🔎 What Was Studied
Motivated by U.S. Secretary of Defense Robert Gates' farewell address to NATO, this article asks whether NATO burden-sharing changed between 1999 and 2010 and whether wealthier allies were bearing the defense costs of poorer allies.
📊 How the Evidence Was Measured
- Spearman rank correlation tests applied to allies' defense-spending burdens across 1999–2009, with a close look at 2010.
- Wilcoxon tests comparing allies' defense burdens against proxies for the benefits they derive from NATO.
- A constructed, broad-based security expenditure burden that combines:
- defense spending,
- UN peacekeeping contributions,
- overseas foreign assistance.
- Benefit proxies included exposed border protection, terrorism risk, economic base, and population.
🔑 Key Findings
- Spearman tests show almost no evidence that rich NATO allies shouldered the defense-spending burden of poorer allies during 1999–2009.
- In 2010, the first evidence appears that richer allies were being exploited on defense spending.
- Wilcoxon tests reveal no concordance between burdens and benefits after 2002, indicating a less cohesive alliance in which allies are not underwriting their derived benefits.
- Defense spending is motivated by benefits tied to exposed border protection and terrorism risk; benefits based on economic base and population are weaker drivers for most allies.
- Using the broader security-burden measure, evidence of exploitation of the rich by the poor begins in 2004.

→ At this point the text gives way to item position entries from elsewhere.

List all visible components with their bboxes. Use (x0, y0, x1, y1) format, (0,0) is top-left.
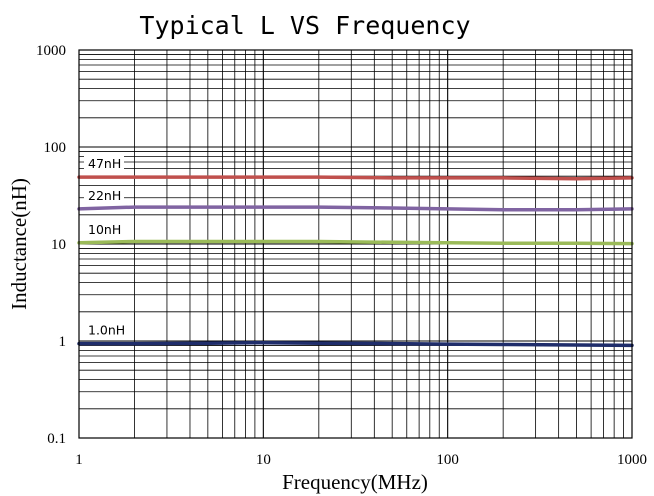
y-tick-label: 1000 (36, 43, 66, 59)
x-tick-label: 1 (75, 452, 83, 468)
series-labels: 47nH 22nH 10nH 1.0nH (84, 155, 132, 338)
chart-title: Typical L VS Frequency (139, 11, 470, 40)
series-lines (77, 175, 634, 348)
series-label-47nh: 47nH (88, 156, 121, 171)
y-tick-labels: 0.1 1 10 100 1000 (36, 43, 66, 447)
series-line-22nh (77, 205, 634, 212)
y-axis-label: Inductance(nH) (7, 178, 31, 310)
plot-frame (78, 49, 633, 439)
series-label-background (84, 155, 124, 172)
series-line-10nh (77, 239, 634, 246)
series-label-10nh: 10nH (88, 222, 121, 237)
x-tick-label: 100 (436, 452, 459, 468)
series-label-22nh: 22nH (88, 188, 121, 203)
x-axis-label: Frequency(MHz) (282, 470, 428, 494)
series-label-1-0nh: 1.0nH (88, 323, 125, 338)
x-tick-labels: 1 10 100 1000 (75, 452, 647, 468)
y-tick-label: 100 (44, 140, 67, 156)
y-tick-label: 0.1 (47, 431, 66, 447)
y-tick-label: 1 (59, 334, 67, 350)
series-label-background (84, 321, 132, 338)
x-tick-label: 10 (256, 452, 271, 468)
series-label-background (84, 186, 124, 203)
y-tick-label: 10 (51, 237, 66, 253)
series-line-1-0nh (77, 340, 634, 348)
series-line-47nh (77, 175, 634, 181)
series-label-background (84, 220, 124, 237)
x-tick-label: 1000 (617, 452, 647, 468)
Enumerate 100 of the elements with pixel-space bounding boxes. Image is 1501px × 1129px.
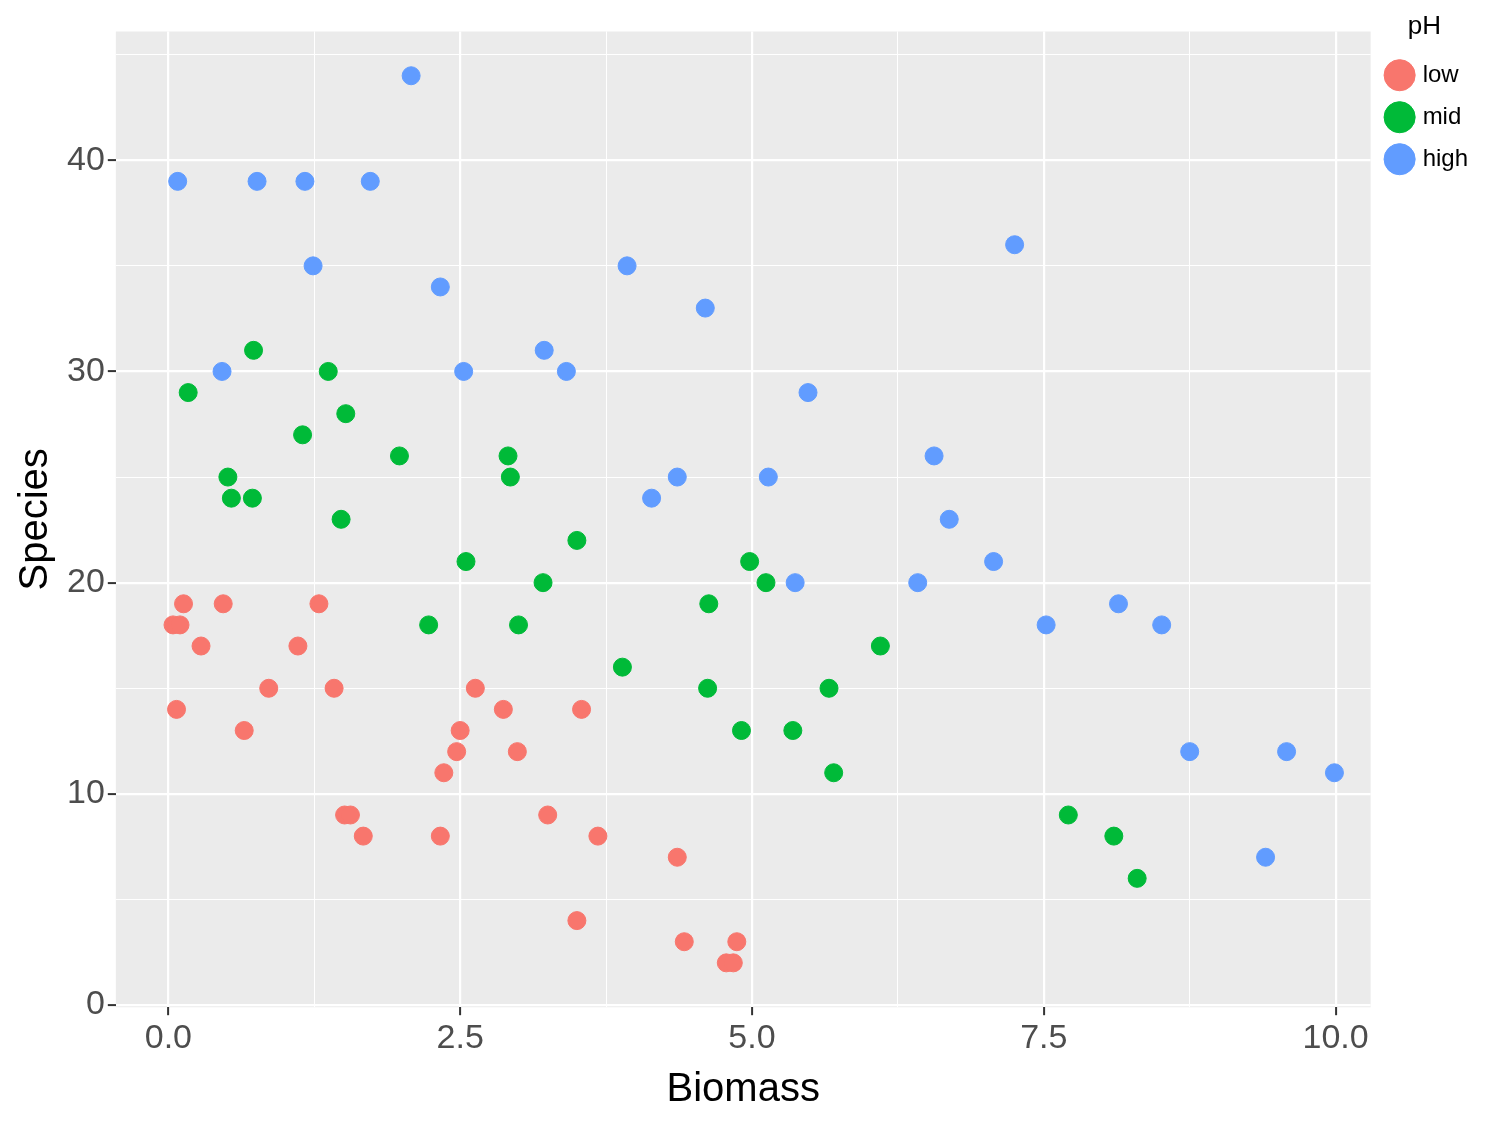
- point: [1324, 763, 1344, 783]
- point: [1104, 826, 1124, 846]
- point: [242, 488, 262, 508]
- point: [360, 171, 380, 191]
- point: [798, 383, 818, 403]
- point: [500, 467, 520, 487]
- point: [218, 467, 238, 487]
- point: [450, 721, 470, 741]
- point: [1109, 594, 1128, 614]
- legend-title: pH: [1407, 10, 1441, 41]
- point: [247, 171, 267, 191]
- point: [447, 742, 467, 762]
- point: [498, 446, 518, 466]
- point: [642, 488, 662, 508]
- point: [221, 488, 241, 508]
- point: [1152, 615, 1172, 635]
- point: [213, 594, 233, 614]
- point: [293, 425, 313, 445]
- point: [331, 509, 351, 529]
- point: [698, 678, 718, 698]
- point: [434, 763, 454, 783]
- point: [465, 678, 485, 698]
- point: [567, 530, 587, 550]
- point: [244, 340, 264, 360]
- x-tick-label: 0.0: [144, 1016, 192, 1055]
- point: [984, 552, 1004, 572]
- point: [1005, 235, 1025, 255]
- x-tick-label: 7.5: [1020, 1016, 1068, 1055]
- y-tick-label: 10: [66, 772, 105, 811]
- y-tick-label: 20: [66, 561, 105, 600]
- y-tick-label: 30: [66, 349, 105, 388]
- point: [534, 340, 554, 360]
- point: [336, 404, 356, 424]
- point: [556, 361, 576, 381]
- y-axis-title: Species: [11, 448, 56, 591]
- x-tick-label: 5.0: [728, 1016, 776, 1055]
- point: [1036, 615, 1056, 635]
- point: [727, 932, 747, 952]
- point: [234, 721, 254, 741]
- point: [324, 678, 344, 698]
- point: [509, 615, 529, 635]
- point: [783, 721, 803, 741]
- point: [533, 573, 553, 593]
- point: [212, 361, 232, 381]
- point: [1277, 742, 1297, 762]
- point: [259, 678, 279, 698]
- point: [819, 678, 839, 698]
- point: [288, 636, 308, 656]
- point: [617, 256, 637, 276]
- point: [419, 615, 439, 635]
- point: [303, 256, 323, 276]
- point: [740, 552, 760, 572]
- legend-label: mid: [1422, 101, 1462, 129]
- y-tick-label: 40: [66, 138, 105, 177]
- point: [695, 298, 715, 318]
- point: [538, 805, 558, 825]
- point: [1256, 847, 1276, 867]
- point: [667, 467, 687, 487]
- point: [389, 446, 409, 466]
- point: [758, 467, 778, 487]
- point: [318, 361, 338, 381]
- point: [456, 552, 476, 572]
- point: [174, 594, 194, 614]
- point: [731, 721, 751, 741]
- point: [353, 826, 373, 846]
- point: [612, 657, 632, 677]
- point: [1127, 868, 1147, 888]
- x-tick-label: 2.5: [436, 1016, 484, 1055]
- point: [507, 742, 527, 762]
- point: [401, 66, 421, 86]
- point: [430, 826, 450, 846]
- point: [567, 911, 587, 931]
- point: [309, 594, 329, 614]
- legend-label: low: [1422, 59, 1460, 87]
- point: [699, 594, 719, 614]
- point: [588, 826, 608, 846]
- point: [1058, 805, 1078, 825]
- point: [785, 573, 805, 593]
- x-axis-title: Biomass: [666, 1065, 820, 1110]
- point: [167, 699, 187, 719]
- point: [168, 171, 188, 191]
- point: [430, 277, 450, 297]
- point: [870, 636, 890, 656]
- point: [908, 573, 928, 593]
- legend-label: high: [1422, 143, 1468, 171]
- point: [756, 573, 776, 593]
- point: [674, 932, 694, 952]
- point: [824, 763, 844, 783]
- point: [178, 383, 198, 403]
- point: [295, 171, 315, 191]
- point: [454, 361, 474, 381]
- x-tick-label: 10.0: [1302, 1016, 1369, 1055]
- point: [667, 847, 687, 867]
- y-tick-label: 0: [85, 983, 105, 1022]
- point: [493, 699, 513, 719]
- point: [572, 699, 592, 719]
- point: [924, 446, 944, 466]
- point: [1180, 742, 1200, 762]
- point: [939, 509, 959, 529]
- point: [191, 636, 211, 656]
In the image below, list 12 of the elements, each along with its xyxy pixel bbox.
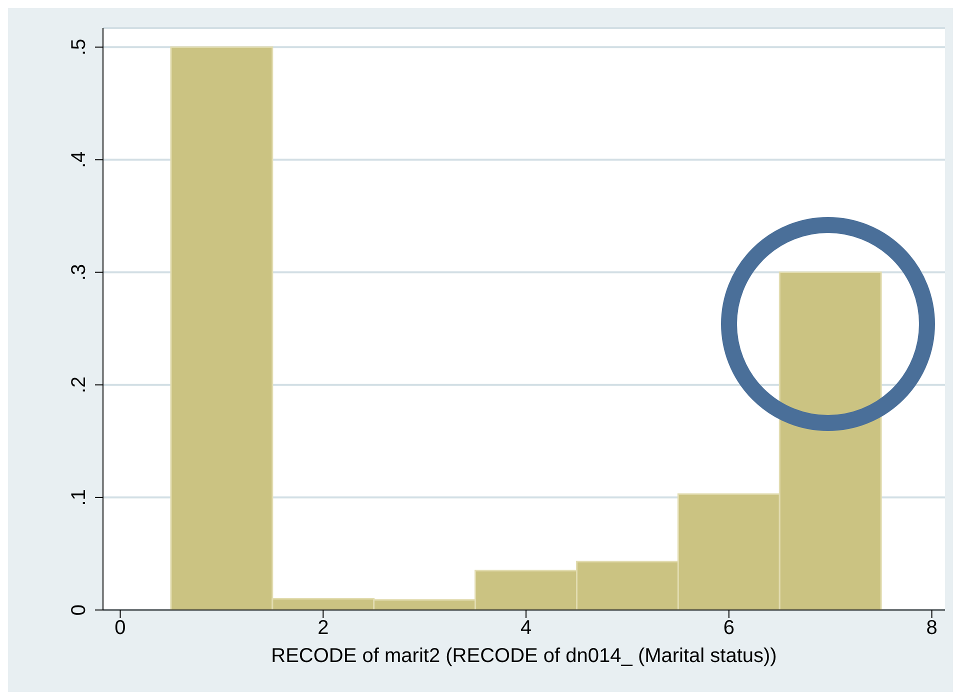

- Together these patterns point to a two-tiered alliance that faces significant policy challenges.
🌍 Why It Matters
The results suggest shifting incentives within NATO: linkages between who benefits and who pays have weakened, richer allies increasingly subsidize others, and alliance cohesion is strained—raising important questions for burden-sharing policy and alliance strategy.